If you've worked in more than a couple of businesses, you've seen this. We all have. It's one of the most common patterns there is, and it hides in two ways.
Sometimes it's invisible. Nobody can quite tell you what a particular person does all day - until they're off for a week and a dozen small things stop working, and everyone discovers how much was quietly running through them.
Sometimes it's in plain sight. Everyone knows that if a certain kind of thing needs doing, it's always the same person who does it. The tricky customer, the supplier who'll only deal with one of you, the report nobody else knows how to run. It's never written down as their job. It just always ends up being them.
Either way, the business is depending on a person, not a system. And that has two costs - most businesses only ever feel the first.
The first is fragility. When everything runs through one person, the business is only ever as available as they are. They take a real holiday and the decisions bank up until they're back. They get sick, or poached, or simply resign - and a chunk of how the business works walks out with them, because it was never written down. It lived in their head, in the workarounds and the tribal knowledge everyone just "knows." The strain doesn't only land on that person, either. It lands on everyone left waiting on them.

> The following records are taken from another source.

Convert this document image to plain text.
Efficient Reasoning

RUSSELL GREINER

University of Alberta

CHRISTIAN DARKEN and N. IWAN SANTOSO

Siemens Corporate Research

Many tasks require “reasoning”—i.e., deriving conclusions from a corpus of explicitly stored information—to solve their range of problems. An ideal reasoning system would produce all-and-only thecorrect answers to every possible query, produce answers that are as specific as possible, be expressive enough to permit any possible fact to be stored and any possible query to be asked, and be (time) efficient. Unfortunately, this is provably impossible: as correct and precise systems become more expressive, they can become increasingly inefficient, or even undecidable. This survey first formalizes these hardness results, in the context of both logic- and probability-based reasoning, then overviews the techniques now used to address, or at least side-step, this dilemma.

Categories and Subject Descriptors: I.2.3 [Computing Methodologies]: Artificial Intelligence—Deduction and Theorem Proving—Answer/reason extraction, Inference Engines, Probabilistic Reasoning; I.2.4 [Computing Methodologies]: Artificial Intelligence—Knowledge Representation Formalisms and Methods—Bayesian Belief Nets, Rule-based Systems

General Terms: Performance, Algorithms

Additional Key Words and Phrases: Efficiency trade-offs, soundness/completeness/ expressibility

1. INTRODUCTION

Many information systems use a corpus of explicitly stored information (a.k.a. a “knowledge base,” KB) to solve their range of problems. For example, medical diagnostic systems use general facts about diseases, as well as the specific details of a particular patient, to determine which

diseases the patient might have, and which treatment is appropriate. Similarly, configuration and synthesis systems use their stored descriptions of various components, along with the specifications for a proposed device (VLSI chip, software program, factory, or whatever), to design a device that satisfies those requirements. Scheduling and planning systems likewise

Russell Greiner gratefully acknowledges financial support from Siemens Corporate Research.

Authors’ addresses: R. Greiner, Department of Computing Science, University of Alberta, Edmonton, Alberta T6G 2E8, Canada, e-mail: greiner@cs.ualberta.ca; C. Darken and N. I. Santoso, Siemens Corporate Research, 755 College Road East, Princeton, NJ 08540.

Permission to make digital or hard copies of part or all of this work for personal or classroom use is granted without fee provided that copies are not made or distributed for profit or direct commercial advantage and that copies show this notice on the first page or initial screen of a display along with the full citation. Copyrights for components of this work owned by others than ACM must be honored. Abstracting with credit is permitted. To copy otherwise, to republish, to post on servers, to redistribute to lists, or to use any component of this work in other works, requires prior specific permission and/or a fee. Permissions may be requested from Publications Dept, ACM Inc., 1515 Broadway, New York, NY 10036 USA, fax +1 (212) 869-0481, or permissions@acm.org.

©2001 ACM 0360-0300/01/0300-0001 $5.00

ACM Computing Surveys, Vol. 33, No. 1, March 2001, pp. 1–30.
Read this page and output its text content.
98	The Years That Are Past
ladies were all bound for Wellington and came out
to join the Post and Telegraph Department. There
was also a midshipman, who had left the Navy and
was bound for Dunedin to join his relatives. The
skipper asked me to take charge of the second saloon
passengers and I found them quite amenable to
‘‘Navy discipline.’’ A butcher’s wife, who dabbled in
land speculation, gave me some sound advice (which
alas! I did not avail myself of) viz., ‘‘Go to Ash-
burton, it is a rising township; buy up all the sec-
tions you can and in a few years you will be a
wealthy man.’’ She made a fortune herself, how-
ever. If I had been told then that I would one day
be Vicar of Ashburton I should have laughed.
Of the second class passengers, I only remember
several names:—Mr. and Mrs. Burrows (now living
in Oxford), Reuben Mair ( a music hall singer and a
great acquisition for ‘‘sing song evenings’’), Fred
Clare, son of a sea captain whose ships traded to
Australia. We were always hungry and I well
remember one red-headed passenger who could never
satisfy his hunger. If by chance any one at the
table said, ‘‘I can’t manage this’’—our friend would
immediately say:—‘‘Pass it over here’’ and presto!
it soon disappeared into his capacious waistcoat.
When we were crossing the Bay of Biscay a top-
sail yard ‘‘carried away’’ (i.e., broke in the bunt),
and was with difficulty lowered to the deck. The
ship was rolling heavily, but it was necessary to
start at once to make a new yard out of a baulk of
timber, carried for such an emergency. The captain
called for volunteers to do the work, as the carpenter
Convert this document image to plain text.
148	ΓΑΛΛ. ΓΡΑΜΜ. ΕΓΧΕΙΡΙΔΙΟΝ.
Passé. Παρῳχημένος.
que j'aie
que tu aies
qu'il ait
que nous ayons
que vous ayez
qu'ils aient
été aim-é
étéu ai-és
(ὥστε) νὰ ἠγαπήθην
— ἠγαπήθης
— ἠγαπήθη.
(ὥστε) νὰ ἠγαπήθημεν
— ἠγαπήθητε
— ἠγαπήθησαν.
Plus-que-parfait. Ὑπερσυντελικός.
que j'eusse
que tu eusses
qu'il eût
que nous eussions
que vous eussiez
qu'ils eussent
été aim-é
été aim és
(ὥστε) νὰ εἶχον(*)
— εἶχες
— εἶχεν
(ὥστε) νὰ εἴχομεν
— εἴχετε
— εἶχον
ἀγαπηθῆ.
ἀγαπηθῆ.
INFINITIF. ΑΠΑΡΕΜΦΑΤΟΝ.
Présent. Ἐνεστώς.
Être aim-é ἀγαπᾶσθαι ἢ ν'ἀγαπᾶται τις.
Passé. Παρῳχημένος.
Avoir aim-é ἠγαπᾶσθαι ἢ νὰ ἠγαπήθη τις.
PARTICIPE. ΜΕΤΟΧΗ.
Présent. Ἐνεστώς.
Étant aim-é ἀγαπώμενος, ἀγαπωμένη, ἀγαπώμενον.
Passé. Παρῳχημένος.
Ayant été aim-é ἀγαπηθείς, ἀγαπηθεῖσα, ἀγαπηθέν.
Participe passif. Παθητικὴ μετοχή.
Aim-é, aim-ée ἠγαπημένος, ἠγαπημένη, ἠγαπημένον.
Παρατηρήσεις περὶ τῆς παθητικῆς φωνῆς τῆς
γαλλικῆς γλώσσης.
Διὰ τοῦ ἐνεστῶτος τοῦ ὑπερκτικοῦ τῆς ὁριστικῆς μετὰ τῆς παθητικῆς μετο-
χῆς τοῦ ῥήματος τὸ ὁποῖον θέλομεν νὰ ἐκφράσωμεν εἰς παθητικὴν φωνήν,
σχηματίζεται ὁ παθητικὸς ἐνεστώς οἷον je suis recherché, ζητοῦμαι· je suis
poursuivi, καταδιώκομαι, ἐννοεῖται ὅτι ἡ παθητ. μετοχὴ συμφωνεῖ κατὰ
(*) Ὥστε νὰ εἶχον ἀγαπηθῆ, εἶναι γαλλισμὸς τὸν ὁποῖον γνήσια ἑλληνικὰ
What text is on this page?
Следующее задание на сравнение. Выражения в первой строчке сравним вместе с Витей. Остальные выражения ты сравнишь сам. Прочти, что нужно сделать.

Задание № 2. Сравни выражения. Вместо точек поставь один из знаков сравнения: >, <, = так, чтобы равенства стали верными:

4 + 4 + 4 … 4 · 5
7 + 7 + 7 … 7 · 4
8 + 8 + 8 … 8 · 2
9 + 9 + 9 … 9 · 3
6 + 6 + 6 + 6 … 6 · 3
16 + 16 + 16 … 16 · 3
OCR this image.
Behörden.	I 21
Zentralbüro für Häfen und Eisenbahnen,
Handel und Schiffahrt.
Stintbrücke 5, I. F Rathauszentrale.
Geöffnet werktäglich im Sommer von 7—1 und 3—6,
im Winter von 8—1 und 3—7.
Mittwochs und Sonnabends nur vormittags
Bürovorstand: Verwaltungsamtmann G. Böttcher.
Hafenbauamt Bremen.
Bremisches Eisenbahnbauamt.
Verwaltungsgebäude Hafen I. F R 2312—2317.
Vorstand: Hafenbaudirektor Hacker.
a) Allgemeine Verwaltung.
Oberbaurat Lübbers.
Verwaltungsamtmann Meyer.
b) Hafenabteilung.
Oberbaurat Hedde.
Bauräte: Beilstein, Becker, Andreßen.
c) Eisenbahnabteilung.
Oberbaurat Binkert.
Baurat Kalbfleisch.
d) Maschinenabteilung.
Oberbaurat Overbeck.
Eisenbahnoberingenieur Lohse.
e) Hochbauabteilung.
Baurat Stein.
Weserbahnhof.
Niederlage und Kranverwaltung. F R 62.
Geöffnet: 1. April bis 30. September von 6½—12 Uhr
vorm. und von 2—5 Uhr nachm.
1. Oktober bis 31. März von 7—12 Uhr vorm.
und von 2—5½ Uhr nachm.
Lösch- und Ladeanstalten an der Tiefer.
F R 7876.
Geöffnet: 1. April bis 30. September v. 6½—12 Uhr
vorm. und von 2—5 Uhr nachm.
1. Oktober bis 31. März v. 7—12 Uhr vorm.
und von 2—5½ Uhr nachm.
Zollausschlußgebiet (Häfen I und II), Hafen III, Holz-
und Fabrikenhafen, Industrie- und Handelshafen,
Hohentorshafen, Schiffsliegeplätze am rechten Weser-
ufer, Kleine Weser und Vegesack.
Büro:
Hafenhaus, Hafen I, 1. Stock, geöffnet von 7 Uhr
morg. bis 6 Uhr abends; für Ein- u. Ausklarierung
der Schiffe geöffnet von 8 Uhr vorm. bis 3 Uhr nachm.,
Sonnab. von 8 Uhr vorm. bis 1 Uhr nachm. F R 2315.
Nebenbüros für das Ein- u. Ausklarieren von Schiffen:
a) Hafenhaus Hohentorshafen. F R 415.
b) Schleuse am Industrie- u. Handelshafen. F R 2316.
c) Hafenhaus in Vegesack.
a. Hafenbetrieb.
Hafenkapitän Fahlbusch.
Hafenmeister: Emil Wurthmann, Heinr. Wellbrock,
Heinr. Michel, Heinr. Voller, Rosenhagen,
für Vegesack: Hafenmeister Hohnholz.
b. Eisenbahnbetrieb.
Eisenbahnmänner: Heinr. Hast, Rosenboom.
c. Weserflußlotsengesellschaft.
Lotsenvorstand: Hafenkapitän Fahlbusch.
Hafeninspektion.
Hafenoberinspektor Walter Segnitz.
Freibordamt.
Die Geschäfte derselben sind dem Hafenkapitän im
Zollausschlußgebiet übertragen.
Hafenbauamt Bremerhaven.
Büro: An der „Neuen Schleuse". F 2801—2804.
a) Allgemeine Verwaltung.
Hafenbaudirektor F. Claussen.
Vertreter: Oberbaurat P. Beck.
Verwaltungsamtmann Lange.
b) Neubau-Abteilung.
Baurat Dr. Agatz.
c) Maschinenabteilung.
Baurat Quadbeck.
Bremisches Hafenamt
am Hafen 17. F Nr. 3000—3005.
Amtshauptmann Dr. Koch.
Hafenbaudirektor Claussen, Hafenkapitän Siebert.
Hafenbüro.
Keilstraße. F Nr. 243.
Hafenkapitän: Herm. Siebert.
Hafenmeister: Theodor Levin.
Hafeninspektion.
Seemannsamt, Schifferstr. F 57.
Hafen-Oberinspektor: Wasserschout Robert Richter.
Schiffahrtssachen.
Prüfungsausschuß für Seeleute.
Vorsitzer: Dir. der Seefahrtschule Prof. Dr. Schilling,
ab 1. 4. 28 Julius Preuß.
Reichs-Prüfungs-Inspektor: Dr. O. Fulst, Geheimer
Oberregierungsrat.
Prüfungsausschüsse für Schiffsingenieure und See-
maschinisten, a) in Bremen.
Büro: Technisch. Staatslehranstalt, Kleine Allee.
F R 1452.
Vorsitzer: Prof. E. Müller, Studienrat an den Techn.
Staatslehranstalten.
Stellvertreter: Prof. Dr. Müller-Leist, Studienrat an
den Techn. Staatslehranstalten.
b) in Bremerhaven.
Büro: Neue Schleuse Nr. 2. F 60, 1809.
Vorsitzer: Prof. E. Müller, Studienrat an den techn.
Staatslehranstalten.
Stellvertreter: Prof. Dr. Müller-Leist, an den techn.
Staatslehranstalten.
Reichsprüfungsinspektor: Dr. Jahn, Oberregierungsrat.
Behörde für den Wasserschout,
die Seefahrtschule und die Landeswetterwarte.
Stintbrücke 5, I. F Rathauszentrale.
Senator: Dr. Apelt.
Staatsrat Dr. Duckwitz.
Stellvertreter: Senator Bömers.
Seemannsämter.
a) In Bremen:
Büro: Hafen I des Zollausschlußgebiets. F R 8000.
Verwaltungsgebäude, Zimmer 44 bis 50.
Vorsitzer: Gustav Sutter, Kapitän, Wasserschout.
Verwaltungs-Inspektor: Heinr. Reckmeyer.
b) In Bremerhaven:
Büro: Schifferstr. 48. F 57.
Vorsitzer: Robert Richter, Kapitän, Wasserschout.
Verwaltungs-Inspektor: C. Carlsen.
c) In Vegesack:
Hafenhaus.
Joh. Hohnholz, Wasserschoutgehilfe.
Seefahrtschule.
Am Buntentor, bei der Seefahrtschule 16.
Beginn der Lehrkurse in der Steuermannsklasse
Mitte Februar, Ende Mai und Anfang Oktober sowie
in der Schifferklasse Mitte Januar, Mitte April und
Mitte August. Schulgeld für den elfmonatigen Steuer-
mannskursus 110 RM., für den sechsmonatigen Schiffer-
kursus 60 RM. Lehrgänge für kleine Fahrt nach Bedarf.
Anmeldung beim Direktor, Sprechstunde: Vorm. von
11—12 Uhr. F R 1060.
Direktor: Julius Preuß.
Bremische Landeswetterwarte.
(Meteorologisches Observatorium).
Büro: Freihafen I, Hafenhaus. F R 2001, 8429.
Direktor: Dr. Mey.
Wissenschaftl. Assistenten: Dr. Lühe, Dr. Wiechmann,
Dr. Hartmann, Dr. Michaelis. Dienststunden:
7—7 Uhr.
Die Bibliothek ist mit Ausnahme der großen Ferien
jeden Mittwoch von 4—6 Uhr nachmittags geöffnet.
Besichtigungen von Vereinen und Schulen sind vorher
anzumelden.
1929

The second cost you don't feel until the day you try to sell. When a buyer looks at a business that depends on one person, they don't see a business - they see that person, and they have to assume that person might leave. If it's the founder, they've usually just announced they are. The relationships, the judgement, the reason it works at all, tied to someone who may walk out the door. That isn't an asset a buyer is purchasing; it's a risk they're inheriting, and they price it accordingly - a lower multiple, money held back for years and tied to that person staying on, or no deal at all. Due diligence exists to find exactly this: what happens to the business if the person it depends on steps away? If the answer is "it stops," the valuation will say so.
The fix isn't heroics, and it isn't cloning your best person. It's structure. Decision rights, so people know what they can settle without escalating. A meeting cadence that surfaces problems early instead of routing every one of them to the same desk. Documented process for the things that happen often, so the answer to "how does this work" sits on a page, not in a person. Cross-training, so no single departure takes a capability with it. Accountability, not dependency.
Here's the part worth sitting with: fixing this isn't really exit prep. It's just what a good business looks like.
A buyer will pay for it - a business with no single point of failure is worth more, because there's something left to buy when any one person goes. But you don't need a buyer to want this. Key-person dependence is quietly corrosive long before any sale. The person everything runs through is overloaded and can't step back. Everyone else is boxed in, because the authority and the knowledge never reach them. That isn't a healthy culture. It's a bottleneck everyone has politely agreed not to mention.
Spread the knowledge and the authority and three things happen at once. Your best people stop being hostages to their own indispensability. Everyone else gets room to grow into real responsibility. And the business survives any one departure - including, eventually, a sale. Same work, three payoffs. A transaction is just the one that puts a number on it.
The question was never whether your key person will ever leave. It's whether the business - and everyone in it - is better off when it no longer needs them to stay. If the honest answer is no, that's where the work is.